'A single sector will never be truly reflective of the entire economy'

Updated: Apr 27 2008, 08:39am hrs
Rahul Jain of FE investor spoke with Sivasubramanian KN, senior portfolio manager - equity, Franklin Templeton on building mutual fund portfolios. Excerpts:

How should one structure their mutual fund portfolio, considering the different types of categories available in equity and debt in case of both downside and upside trend

We believe that investment strategy and asset allocation of an investor should not vary from year to year and be impacted by short-term market movements. Investors should draw out an asset allocation plan based on their risk profile, time horizon, and financial goals, and not on expectations of market movements in the near term.

Investors need to keep in mind that investments need to be considered within an overall financial framework based on their financial goals, risk profile, and time horizon.

Investors need to decide their asset allocation after a discussion with their investment advisors, taking into account their age, liquidity needs, existing portfolio, present and future earnings, risk profile, life goals etc.

The thumb rule for asset allocation is to have the equity allocation at 100 minus current age. Ideally, the portfolio composition should be determined by ones personal situation and financial goals, and not market conditions

History has proven time and again that in fundamentally strong and growing economies, equity markets provide higher risk-adjusted returns over the long term.

Overall, investing through the systematic route would be ideal for investors as it will inculcate discipline and makes market volatility work for them.

From the sectoral/thematic funds, which fund do you think should perform better in the coming years Why

Sector/thematic funds are ideally suited for informed investors seeking growth in a time horizon of 3 to 5 years through investment in shares of well-managed companies with good prospects within a sector/theme. However, investors should look at these funds, as an add-on to enhance their overall return to an already diversified portfolio. These funds are not complete investment solutions.

Investors must remember that sector/thematic funds provide the opportunity to invest in one area of the market. But if that strategy is used as the sole means of achieving higher returns, the investor must be willing to take the risk that accompanies the possible return.

A single sector/theme will never be truly reflective of the entire economy. We have always believed and advocated that only investors who already have a core equity fund portfolio in place should be investing in sector/thematic funds, and they should not be the primary investments. In that sense, sector/theme funds are for those investors who like the risk/return equation of the particular sector/theme (based on their analysis) but do not have the time to construct a portfolio and manage it.

Any investment decision in sector/thematic funds should be arrived at after careful analysis of the financial situation, risk tolerance and timeframe by the investor.

The way equity market declined in January, tell us how should an investor go about investing in large-, mid-, and small-cap Why

We believe that in a market like India, stock picking is more important compared to a top-down approach or taking sector bets. We believe long-term investors are better off adopting a bottom-up approach and invest in companies with good fundamentals across market cap ranges and sectors.

This would depend on the individuals risk profile and return expectations. However, on a standalone basis a fund that invests across market capitalisations has a lower risk profile compared to that focussing on large, mid/small cap companies.

The returns are also likely to be commensurate with the risk.
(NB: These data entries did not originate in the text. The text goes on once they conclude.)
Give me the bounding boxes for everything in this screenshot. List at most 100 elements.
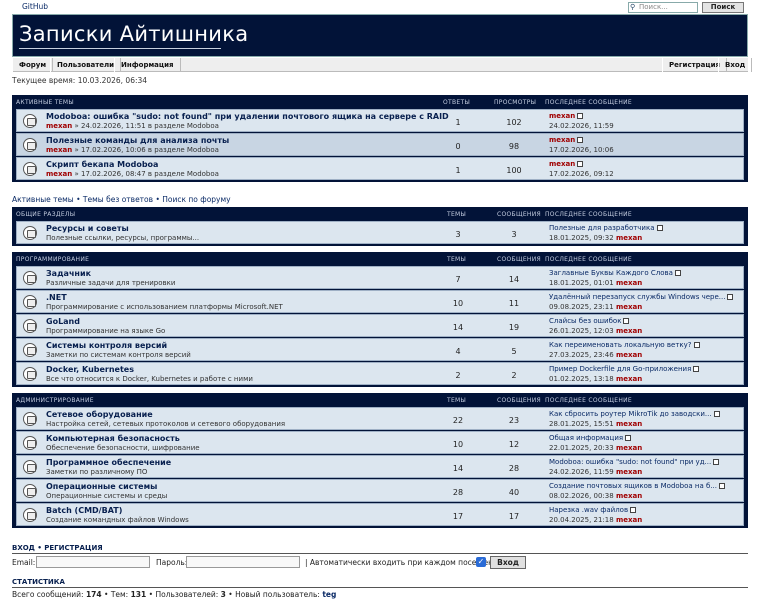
topic-title[interactable]: Modoboa: ошибка "sudo: not found" при уд… <box>46 112 449 121</box>
forum-title[interactable]: Docker, Kubernetes <box>46 365 134 374</box>
last-post-date: 22.01.2025, 20:33 <box>549 444 614 452</box>
forum-title[interactable]: Системы контроля версий <box>46 341 167 350</box>
forum-title[interactable]: Операционные системы <box>46 482 157 491</box>
forum-title[interactable]: Программное обеспечение <box>46 458 171 467</box>
search-button[interactable]: Поиск <box>702 2 744 13</box>
last-post-user[interactable]: mexan <box>616 375 642 383</box>
category-admin: АДМИНИСТРИРОВАНИЕ ТЕМЫ СООБЩЕНИЯ ПОСЛЕДН… <box>12 393 748 528</box>
nav-login[interactable]: Вход <box>718 58 753 72</box>
forum-row[interactable]: Компьютерная безопасность Обеспечение без… <box>16 431 744 454</box>
last-post-link[interactable]: Нарезка .wav файлов <box>549 506 628 514</box>
last-user[interactable]: mexan <box>549 112 575 120</box>
last-post-link[interactable]: Как сбросить роутер MikroTik до заводски… <box>549 410 712 418</box>
forum-row[interactable]: Сетевое оборудование Настройка сетей, сет… <box>16 407 744 430</box>
last-post-link[interactable]: Как переименовать локальную ветку? <box>549 341 692 349</box>
last-post-user[interactable]: mexan <box>616 327 642 335</box>
last-post-title: Удалённый перезапуск службы Windows чере… <box>549 293 734 301</box>
goto-post-icon[interactable] <box>727 294 734 300</box>
last-post-user[interactable]: mexan <box>616 516 642 524</box>
topic-author[interactable]: mexan <box>46 122 72 130</box>
goto-post-icon[interactable] <box>693 366 700 372</box>
search-input[interactable]: ⚲ Поиск... <box>628 2 698 13</box>
auto-login-checkbox[interactable]: ✓ <box>476 557 486 567</box>
login-button[interactable]: Вход <box>490 556 526 569</box>
goto-post-icon[interactable] <box>577 161 584 167</box>
last-post-link[interactable]: Общая информация <box>549 434 623 442</box>
last-post-user[interactable]: mexan <box>616 492 642 500</box>
topic-title[interactable]: Полезные команды для анализа почты <box>46 136 229 145</box>
forum-row[interactable]: Задачник Различные задачи для тренировки 7… <box>16 266 744 289</box>
topic-row[interactable]: Полезные команды для анализа почты mexan … <box>16 133 744 156</box>
goto-post-icon[interactable] <box>719 483 725 489</box>
forum-posts: 5 <box>511 347 517 356</box>
goto-post-icon[interactable] <box>693 342 700 348</box>
last-post-link[interactable]: Заглавные Буквы Каждого Слова <box>549 269 673 277</box>
forum-title[interactable]: Ресурсы и советы <box>46 224 129 233</box>
table-header: АКТИВНЫЕ ТЕМЫ ОТВЕТЫ ПРОСМОТРЫ ПОСЛЕДНЕЕ… <box>16 99 633 106</box>
nav-forum[interactable]: Форум <box>12 58 54 72</box>
last-post-user: mexan <box>549 112 584 120</box>
forum-row[interactable]: Ресурсы и советы Полезные ссылки, ресурсы… <box>16 221 744 244</box>
goto-post-icon[interactable] <box>623 318 630 324</box>
topic-author[interactable]: mexan <box>46 170 72 178</box>
last-post-link[interactable]: Слайсы без ошибок <box>549 317 621 325</box>
forum-row[interactable]: .NET Программирование с использованием пл… <box>16 290 744 313</box>
last-post-meta: 09.08.2025, 23:11 mexan <box>549 303 642 311</box>
link-search[interactable]: Поиск по форуму <box>162 195 230 204</box>
last-post-user[interactable]: mexan <box>616 420 642 428</box>
forum-topics: 28 <box>452 488 464 497</box>
forum-icon <box>23 367 37 381</box>
password-field[interactable] <box>186 556 300 568</box>
last-post-user[interactable]: mexan <box>616 444 642 452</box>
goto-post-icon[interactable] <box>674 270 681 276</box>
forum-row[interactable]: Системы контроля версий Заметки по систем… <box>16 338 744 361</box>
topic-row[interactable]: Modoboa: ошибка "sudo: not found" при уд… <box>16 109 744 132</box>
last-post-user[interactable]: mexan <box>616 279 642 287</box>
last-post-link[interactable]: Создание почтовых ящиков в Modoboa на б.… <box>549 482 717 490</box>
last-post-user[interactable]: mexan <box>616 234 642 242</box>
goto-post-icon[interactable] <box>630 507 637 513</box>
goto-post-icon[interactable] <box>625 435 632 441</box>
forum-title[interactable]: Компьютерная безопасность <box>46 434 180 443</box>
last-post-link[interactable]: Пример Dockerfile для Go-приложения <box>549 365 691 373</box>
topic-views: 102 <box>506 118 522 127</box>
topic-row[interactable]: Скрипт бекапа Modoboa mexan » 17.02.2026,… <box>16 157 744 180</box>
topic-title[interactable]: Скрипт бекапа Modoboa <box>46 160 158 169</box>
goto-post-icon[interactable] <box>713 459 720 465</box>
last-user[interactable]: mexan <box>549 136 575 144</box>
goto-post-icon[interactable] <box>713 411 720 417</box>
email-field[interactable] <box>36 556 150 568</box>
goto-post-icon[interactable] <box>577 113 584 119</box>
nav-info[interactable]: Информация <box>114 58 181 72</box>
nav-users[interactable]: Пользователи <box>50 58 122 72</box>
topic-icon <box>23 138 37 152</box>
last-post-user[interactable]: mexan <box>616 468 642 476</box>
last-post-user[interactable]: mexan <box>616 351 642 359</box>
active-topics-table: АКТИВНЫЕ ТЕМЫ ОТВЕТЫ ПРОСМОТРЫ ПОСЛЕДНЕЕ… <box>12 95 748 182</box>
last-post-date: 18.01.2025, 01:01 <box>549 279 614 287</box>
forum-row[interactable]: Программное обеспечение Заметки по различ… <box>16 455 744 478</box>
goto-post-icon[interactable] <box>656 225 663 231</box>
forum-title[interactable]: Сетевое оборудование <box>46 410 153 419</box>
forum-topics: 4 <box>455 347 461 356</box>
forum-row[interactable]: Batch (CMD/BAT) Создание командных файлов… <box>16 503 744 526</box>
github-link[interactable]: GitHub <box>22 2 48 11</box>
site-title[interactable]: Записки Айтишника <box>19 22 248 46</box>
goto-post-icon[interactable] <box>577 137 584 143</box>
forum-row[interactable]: Docker, Kubernetes Все что относится к Do… <box>16 362 744 385</box>
link-active-topics[interactable]: Активные темы <box>12 195 74 204</box>
forum-title[interactable]: .NET <box>46 293 67 302</box>
last-post-link[interactable]: Удалённый перезапуск службы Windows чере… <box>549 293 725 301</box>
forum-title[interactable]: GoLand <box>46 317 80 326</box>
link-unanswered[interactable]: Темы без ответов <box>83 195 153 204</box>
newest-user-link[interactable]: teg <box>322 590 336 599</box>
last-user[interactable]: mexan <box>549 160 575 168</box>
last-post-user[interactable]: mexan <box>616 303 642 311</box>
topic-author[interactable]: mexan <box>46 146 72 154</box>
forum-title[interactable]: Задачник <box>46 269 91 278</box>
last-post-link[interactable]: Полезные для разработчика <box>549 224 655 232</box>
forum-row[interactable]: Операционные системы Операционные системы… <box>16 479 744 502</box>
forum-row[interactable]: GoLand Программирование на языке Go 14 19 Сл… <box>16 314 744 337</box>
last-post-link[interactable]: Modoboa: ошибка "sudo: not found" при уд… <box>549 458 711 466</box>
forum-title[interactable]: Batch (CMD/BAT) <box>46 506 122 515</box>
History tells us that mid and small cap companies are likely to be more volatile compared to their large cap counterparts.

Which type of debt fund is likely to perform comparatively better than the other debt funds in a scenario of high interest rate and tight liquidity position

This would depend on the investors risk profile and investment objective. From a macro perspective, we believe that investments in fixed income funds should deliver attractive risk-adjusted returns over a 9-12 month period. With the exception of inflation, all other macro indicators such as credit and economic growth are benign from a fixed income perspective.

Investors concerned about the volatility could look at floating rate funds and also FMPs for predictable returns over longer periods.